TFA is a national program that places high-achieving college graduates as teachers in some of the nation's most challenging schools and requires them to teach for at least two years. Since 2007, TFA applications have increased by approximately 39 percent and the program will place 3,700 new TFA teachers into the classroom this fall.
The study's author, Morgaen Donaldson, Ed.M.'97, a Harvard Graduate School of Education advanced doctoral student and Project research assistant, surveyed all TFA corps members who entered the classroom between 2000 and 2002, which garnered a 62 percent response rate and a sample of 2029 individuals.
The results were as follows:
- 43.6 percent of TFA corps members voluntarily remained in their initial low-income placement schools for more than two years and 14.8 percent stayed in those placements for more than four years.
- 60.5 percent voluntarily remained in the teaching profession for more than two years and 35.5 percent stayed in teaching for more than four years.
- 13.2 percent of TFA corps members' transfers and 2.4 percent of their resignations from the profession were involuntary.
The survey also examined trends based on the race of TFA corps members, which revealed that Black/African American and Latino corps members were at a lower risk of voluntarily resigning from the teaching profession than Asian or White corps members. For example, after their second year of teaching, 24.4 percent of Black/African American corps members and 32.0 percent of Latino corps members voluntarily resigned, compared to 37.5 percent of Asian and White corps members. Black/African American corps members who were themselves related to a teacher had a particularly low risk of voluntarily leaving teaching. After their second year of teaching, 21.2 percent of Black/African American corps members with a teacher relative resigned, compared with 29.1 percent of those without such a relative.

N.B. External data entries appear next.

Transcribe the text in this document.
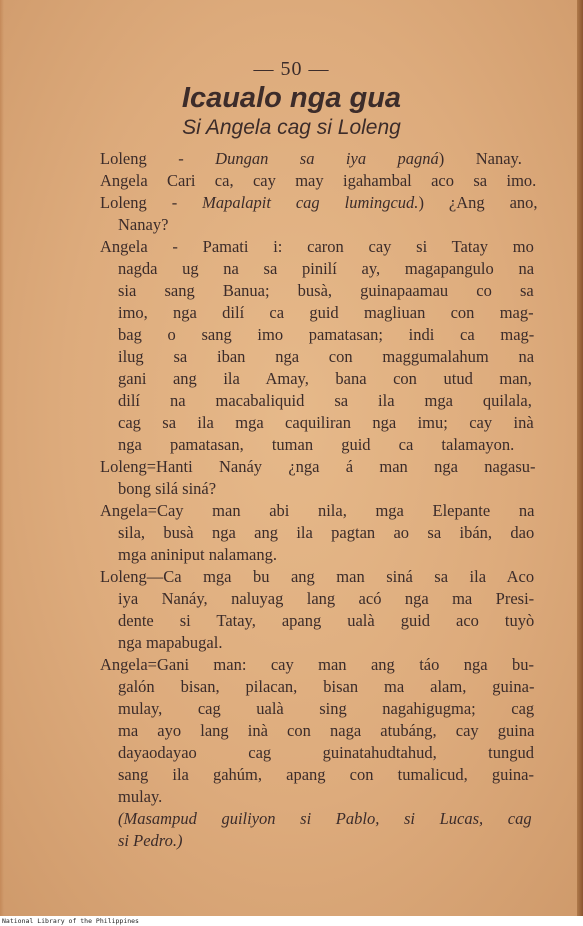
— 50 —
Icaualo nga gua
Si Angela cag si Loleng
Loleng - Dungan sa iya pagná) Nanay.
Angela Cari ca, cay may igahambal aco sa imo.
Loleng - Mapalapit cag lumingcud.) ¿Ang ano,
Nanay?
Angela - Pamati i: caron cay si Tatay mo
nagda ug na sa pinilí ay, magapangulo na
sia sang Banua; busà, guinapaamau co sa
imo, nga dilí ca guid magliuan con mag-
bag o sang imo pamatasan; indi ca mag-
ilug sa iban nga con maggumalahum na
gani ang ila Amay, bana con utud man,
dilí na macabaliquid sa ila mga quilala,
cag sa ila mga caquiliran nga imu; cay inà
nga pamatasan, tuman guid ca talamayon.
Loleng=Hanti Nanáy ¿nga á man nga nagasu-
bong silá siná?
Angela=Cay man abi nila, mga Elepante na
sila, busà nga ang ila pagtan ao sa ibán, dao
mga aniniput nalamang.
Loleng—Ca mga bu ang man siná sa ila Aco
iya Nanáy, naluyag lang acó nga ma Presi-
dente si Tatay, apang ualà guid aco tuyò
nga mapabugal.
Angela=Gani man: cay man ang táo nga bu-
galón bisan, pilacan, bisan ma alam, guina-
mulay, cag ualà sing nagahigugma; cag
ma ayo lang inà con naga atubáng, cay guina
dayaodayao cag guinatahudtahud, tungud
sang ila gahúm, apang con tumalicud, guina-
mulay.
(Masampud guiliyon si Pablo, si Lucas, cag
si Pedro.)
National Library of the Philippines
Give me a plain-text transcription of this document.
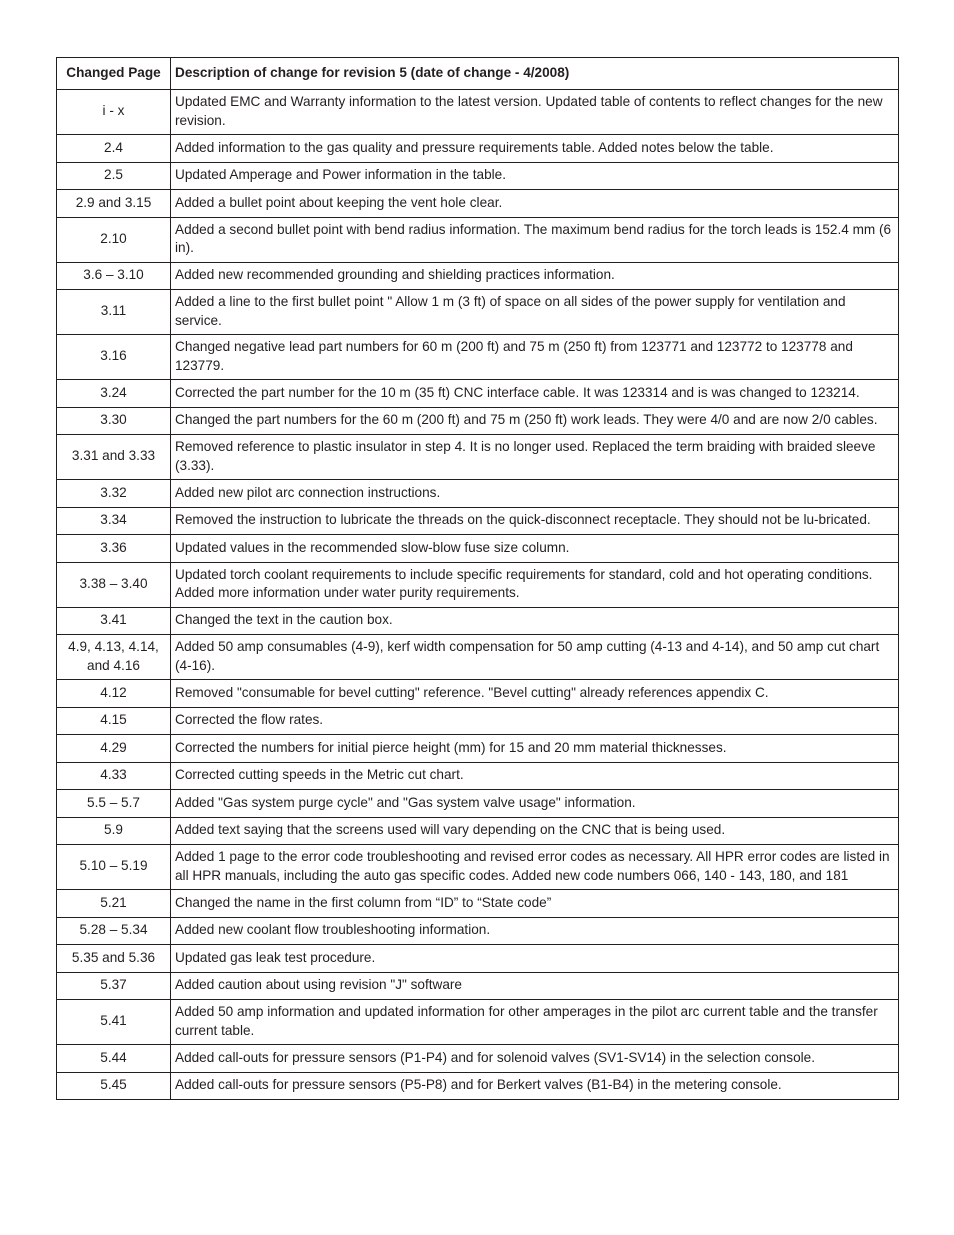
Changed Page	Description of change for revision 5 (date of change - 4/2008)
i - x	Updated EMC and Warranty information to the latest version. Updated table of contents to reflect changes for the new revision.
2.4	Added information to the gas quality and pressure requirements table. Added notes below the table.
2.5	Updated Amperage and Power information in the table.
2.9 and 3.15	Added a bullet point about keeping the vent hole clear.
2.10	Added a second bullet point with bend radius information. The maximum bend radius for the torch leads is 152.4 mm (6 in).
3.6 – 3.10	Added new recommended grounding and shielding practices information.
3.11	Added a line to the first bullet point " Allow 1 m (3 ft) of space on all sides of the power supply for ventilation and service.
3.16	Changed negative lead part numbers for 60 m (200 ft) and 75 m (250 ft) from 123771 and 123772 to 123778 and 123779.
3.24	Corrected the part number for the 10 m (35 ft) CNC interface cable. It was 123314 and is was changed to 123214.
3.30	Changed the part numbers for the 60 m (200 ft) and 75 m (250 ft) work leads. They were 4/0 and are now 2/0 cables.
3.31 and 3.33	Removed reference to plastic insulator in step 4. It is no longer used. Replaced the term braiding with braided sleeve (3.33).
3.32	Added new pilot arc connection instructions.
3.34	Removed the instruction to lubricate the threads on the quick-disconnect receptacle. They should not be lu-bricated.
3.36	Updated values in the recommended slow-blow fuse size column.
3.38 – 3.40	Updated torch coolant requirements to include specific requirements for standard, cold and hot operating conditions. Added more information under water purity requirements.
3.41	Changed the text in the caution box.
4.9, 4.13, 4.14, and 4.16	Added 50 amp consumables (4-9), kerf width compensation for 50 amp cutting (4-13 and 4-14), and 50 amp cut chart (4-16).
4.12	Removed "consumable for bevel cutting" reference. "Bevel cutting" already references appendix C.
4.15	Corrected the flow rates.
4.29	Corrected the numbers for initial pierce height (mm) for 15 and 20 mm material thicknesses.
4.33	Corrected cutting speeds in the Metric cut chart.
5.5 – 5.7	Added "Gas system purge cycle" and "Gas system valve usage" information.
5.9	Added text saying that the screens used will vary depending on the CNC that is being used.
5.10 – 5.19	Added 1 page to the error code troubleshooting and revised error codes as necessary. All HPR error codes are listed in all HPR manuals, including the auto gas specific codes. Added new code numbers 066, 140 - 143, 180, and 181
5.21	Changed the name in the first column from “ID” to “State code”
5.28 – 5.34	Added new coolant flow troubleshooting information.
5.35 and 5.36	Updated gas leak test procedure.
5.37	Added caution about using revision "J" software
5.41	Added 50 amp information and updated information for other amperages in the pilot arc current table and the transfer current table.
5.44	Added call-outs for pressure sensors (P1-P4) and for solenoid valves (SV1-SV14) in the selection console.
5.45	Added call-outs for pressure sensors (P5-P8) and for Berkert valves (B1-B4) in the metering console.
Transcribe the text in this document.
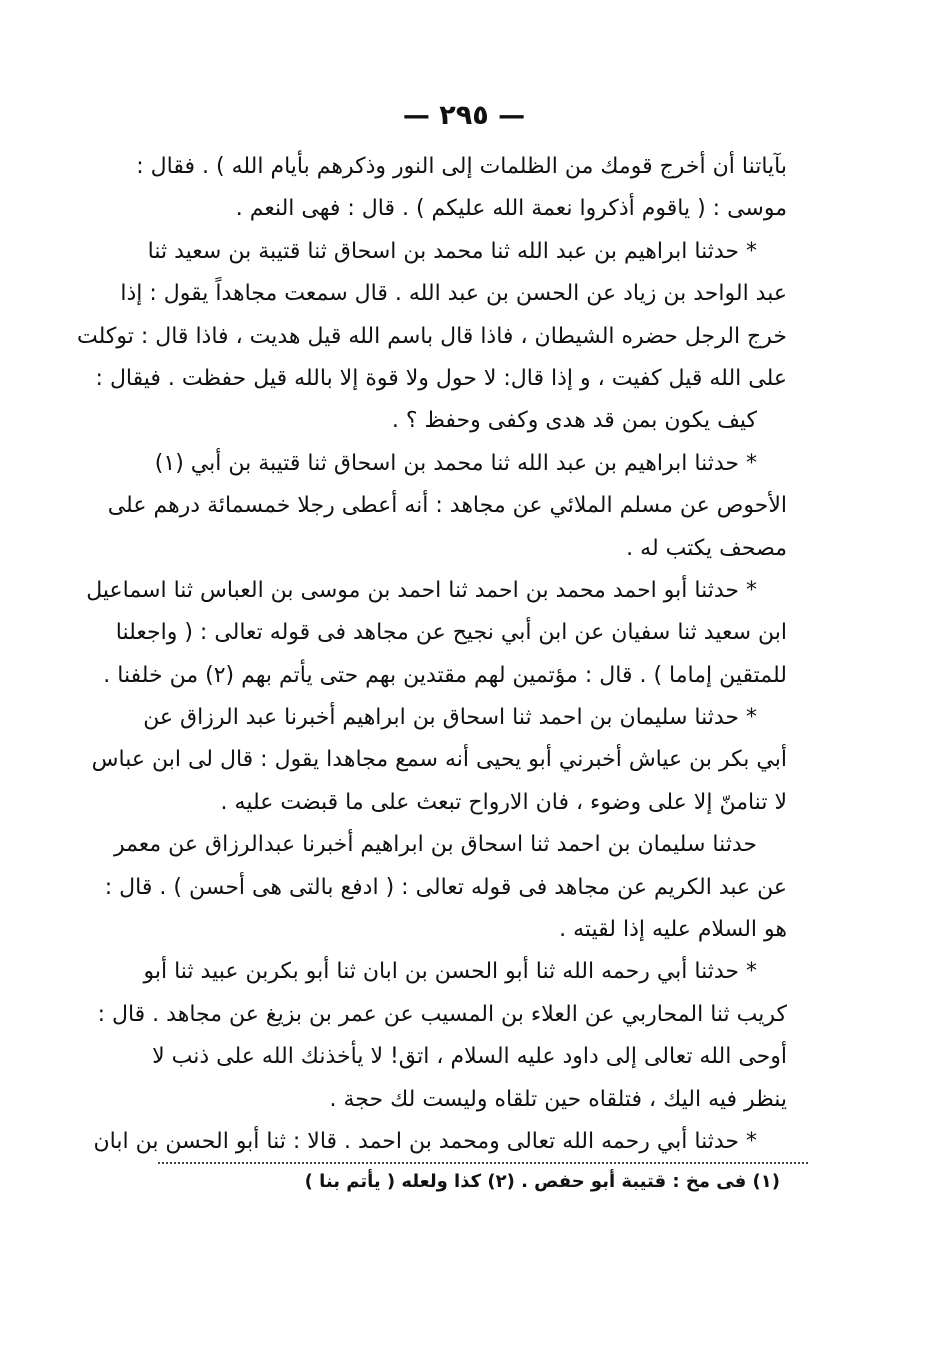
— ٢٩٥ —
بآياتنا أن أخرج قومك من الظلمات إلى النور وذكرهم بأيام الله ) . فقال :
موسى : ( ياقوم أذكروا نعمة الله عليكم ) . قال : فهى النعم .
* حدثنا ابراهيم بن عبد الله ثنا محمد بن اسحاق ثنا قتيبة بن سعيد ثنا
عبد الواحد بن زياد عن الحسن بن عبد الله . قال سمعت مجاهداً يقول : إذا
خرج الرجل حضره الشيطان ، فاذا قال باسم الله قيل هديت ، فاذا قال : توكلت
على الله قيل كفيت ، و إذا قال: لا حول ولا قوة إلا بالله قيل حفظت . فيقال :
كيف يكون بمن قد هدى وكفى وحفظ ؟ .
* حدثنا ابراهيم بن عبد الله ثنا محمد بن اسحاق ثنا قتيبة بن أبي (١)
الأحوص عن مسلم الملائي عن مجاهد : أنه أعطى رجلا خمسمائة درهم على
مصحف يكتب له .
* حدثنا أبو احمد محمد بن احمد ثنا احمد بن موسى بن العباس ثنا اسماعيل
ابن سعيد ثنا سفيان عن ابن أبي نجيح عن مجاهد فى قوله تعالى : ( واجعلنا
للمتقين إماما ) . قال : مؤتمين لهم مقتدين بهم حتى يأتم بهم (٢) من خلفنا .
* حدثنا سليمان بن احمد ثنا اسحاق بن ابراهيم أخبرنا عبد الرزاق عن
أبي بكر بن عياش أخبرني أبو يحيى أنه سمع مجاهدا يقول : قال لى ابن عباس
لا تنامنّ إلا على وضوء ، فان الارواح تبعث على ما قبضت عليه .
حدثنا سليمان بن احمد ثنا اسحاق بن ابراهيم أخبرنا عبدالرزاق عن معمر
عن عبد الكريم عن مجاهد فى قوله تعالى : ( ادفع بالتى هى أحسن ) . قال :
هو السلام عليه إذا لقيته .
* حدثنا أبي رحمه الله ثنا أبو الحسن بن ابان ثنا أبو بكربن عبيد ثنا أبو
كريب ثنا المحاربي عن العلاء بن المسيب عن عمر بن بزيغ عن مجاهد . قال :
أوحى الله تعالى إلى داود عليه السلام ، اتق! لا يأخذنك الله على ذنب لا
ينظر فيه اليك ، فتلقاه حين تلقاه وليست لك حجة .
* حدثنا أبي رحمه الله تعالى ومحمد بن احمد . قالا : ثنا أبو الحسن بن ابان
(١) فى مخ : قتيبة أبو حفص . (٢) كذا ولعله ( يأتم بنا )
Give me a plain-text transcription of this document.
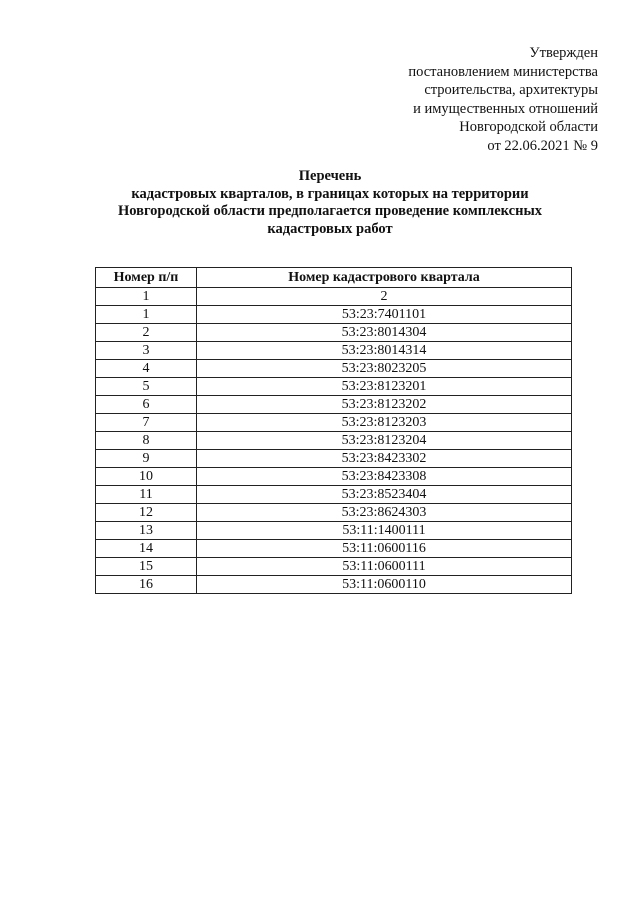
Утвержден
постановлением министерства
строительства, архитектуры
и имущественных отношений
Новгородской области
от 22.06.2021 № 9
Перечень
кадастровых кварталов, в границах которых на территории
Новгородской области предполагается проведение комплексных
кадастровых работ
Номер п/п	Номер кадастрового квартала
1	2
1	53:23:7401101
2	53:23:8014304
3	53:23:8014314
4	53:23:8023205
5	53:23:8123201
6	53:23:8123202
7	53:23:8123203
8	53:23:8123204
9	53:23:8423302
10	53:23:8423308
11	53:23:8523404
12	53:23:8624303
13	53:11:1400111
14	53:11:0600116
15	53:11:0600111
16	53:11:0600110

"The fact that African American and Latino corps members tend to stay in teaching longer than their White counterparts is very important, given the nation's shortage of teachers of color and increasing numbers of children of color in our schools," Donaldson said.
Donaldson's survey also provided insight into why TFA corps members chose to leave teaching. The top reasons TFA corps members said they left teaching were to pursue a position other than K-12 teacher (34.93 percent), to take courses to improve their career opportunities within education (11.79 percent), to take courses to improve their career opportunities outside of education (10.26 percent), and poor administrative leadership at their school (9.83 percent).
In teaching, where pay continues to fall below other fields with comparable requirements, Black/African American corps members were more than twice as likely than their non-Black/African American counterparts (7.30 percent vs. 2.63 percent) to cite "better salary or benefits outside teaching" as the main reason they left.
About Project on the Next Generation of Teachers: Based at the Harvard Graduate School of Education, the Project on the Next Generation of Teachers is a multiyear research project that addresses critical questions regarding the future of our nation's teaching force. The Project, led by Professor Susan Moore Johnson, examines issues related to attracting, supporting, and retaining quality teachers in U.S. public schools.